De acordo com a equipe do projeto, durante as oficinas foram relatados os problemas ambientais e sociais enfrentados pelas comunidades. A presidente da FOQMB, Maria Amélia dos Santos Castro, destacou como um dos problemas o desmatamento da floresta para formação de pasto para criação de gado. Além disso, os moradores reclamaram da existência de extensas áreas de extração e venda ilegal de madeira, pesca predatória e desmatamento de mata ciliar.

Em julho de 2013, Manaus sediou a 4ª Conferência Estadual de Povos e Comunidades Tradicionais do Amazonas, que discutiu, entre outras questões, o problema da titulação de terras das populações tradicionais. Maria Amélia dos Santos, presidente da Associação dos Quilombolas de Barreirinha, esteve presente ao evento e relatou ao jornal D24 AM (jornal regional) que as áreas remanescentes ainda não haviam sido demarcadas e que as comunidades estavam brigando para terem suas terras de volta e um dia a dia melhor.

No dia 24 de outubro deste ano, o MPF/AM, através do procurador Julio José Araujo Junior, visitou as comunidades de Santa Tereza do Matupiri, Boa Fé, São Pedro, Trindade e Ituquara, e participou de encontros com os moradores nos quais eles puderam expor suas reivindicações: o reconhecimento como comunidade remanescente de quilombo e a delimitação de suas terras.

Durante a visita, Maria Amélia ressaltou que o reconhecimento pela FCP era muito importante na luta pela terra das comunidades. Segundo matéria do D24 AM, a presidente da Associação dos Quilombolas de Barreirinha relatou que fazendeiros vêm provocando limitação da área da comunidade. […] e que devido a essas limitações, algumas comunidades têm sofrido dificuldades para exercer a atividade de roçado.

João Jorge de Castro Rodrigues, que esteve representando a comunidade Boa Fé nesta visita, relatou que existem muitas titulações de terra fraudulentas na região, e que a titulação evitaria este fato.
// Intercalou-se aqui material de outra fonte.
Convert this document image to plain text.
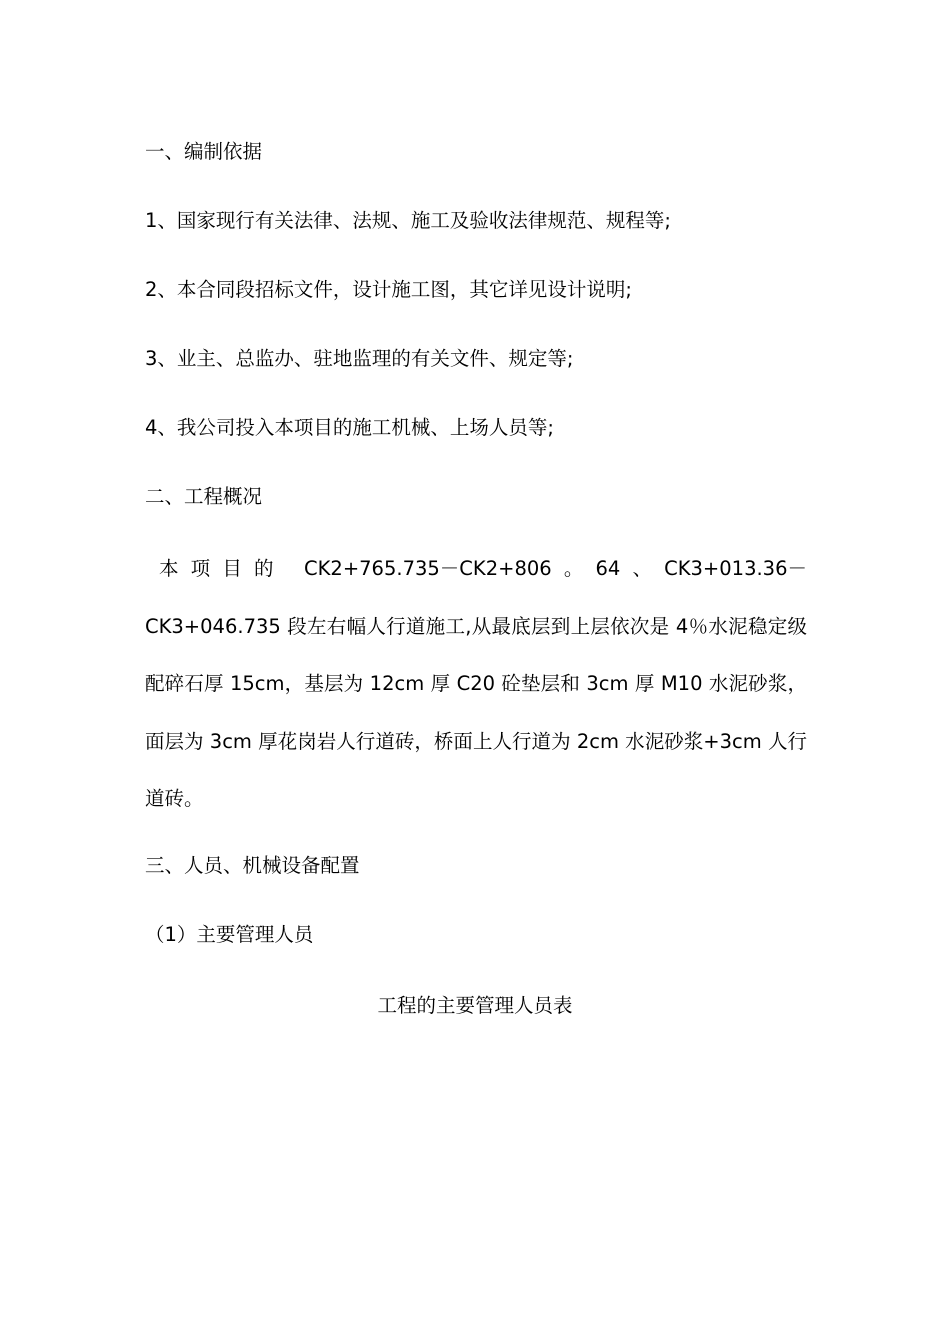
一、编制依据
1、国家现行有关法律、法规、施工及验收法律规范、规程等;
2、本合同段招标文件，设计施工图，其它详见设计说明;
3、业主、总监办、驻地监理的有关文件、规定等;
4、我公司投入本项目的施工机械、上场人员等;
二、工程概况
本项目的 CK2+765.735－CK2+806。64、CK3+013.36－CK3+046.735 段左右幅人行道施工,从最底层到上层依次是 4％水泥稳定级配碎石厚 15cm，基层为 12cm 厚 C20 砼垫层和 3cm 厚 M10 水泥砂浆，面层为 3cm 厚花岗岩人行道砖，桥面上人行道为 2cm 水泥砂浆+3cm 人行道砖。
三、人员、机械设备配置
（1）主要管理人员
工程的主要管理人员表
A restrição de área para roçado, relatada acima, dificulta que as comunidades garantam sua sobrevivência. Sebastião Douglas, da comunidade de Santa Tereza do Maturi, destacou que destes roçados extraem os alimentos para consumo próprio e para venda, o que gera recursos para as famílias.

No dia seguinte a esta visita, a FCP publicou a Portaria n˚176, de 24 de outubro, que reconheceu as cinco comunidades remanescentes de quilombo do município de Barreirinhas: Boa Fé, Ituquara, São Pedro, Tereza do Mutupuri e Trindade. Até então, a única comunidade reconhecida pela fundação no estado do Amazonas era a Tambor, no município de Novo Airão.

Este foi o primeiro passo para a luta por garantia do direito ao território desas comunidades. Mas a certificação não garante, ainda, o direito à terra. O passo seguinte, e mais complexo, é justamente o que envolve a terra, a delimitação da área de direito da comunidade e a titulação de propriedade a ser emitida pelo Instituto Nacional de Colonização e Reforma Agrária (INCRA).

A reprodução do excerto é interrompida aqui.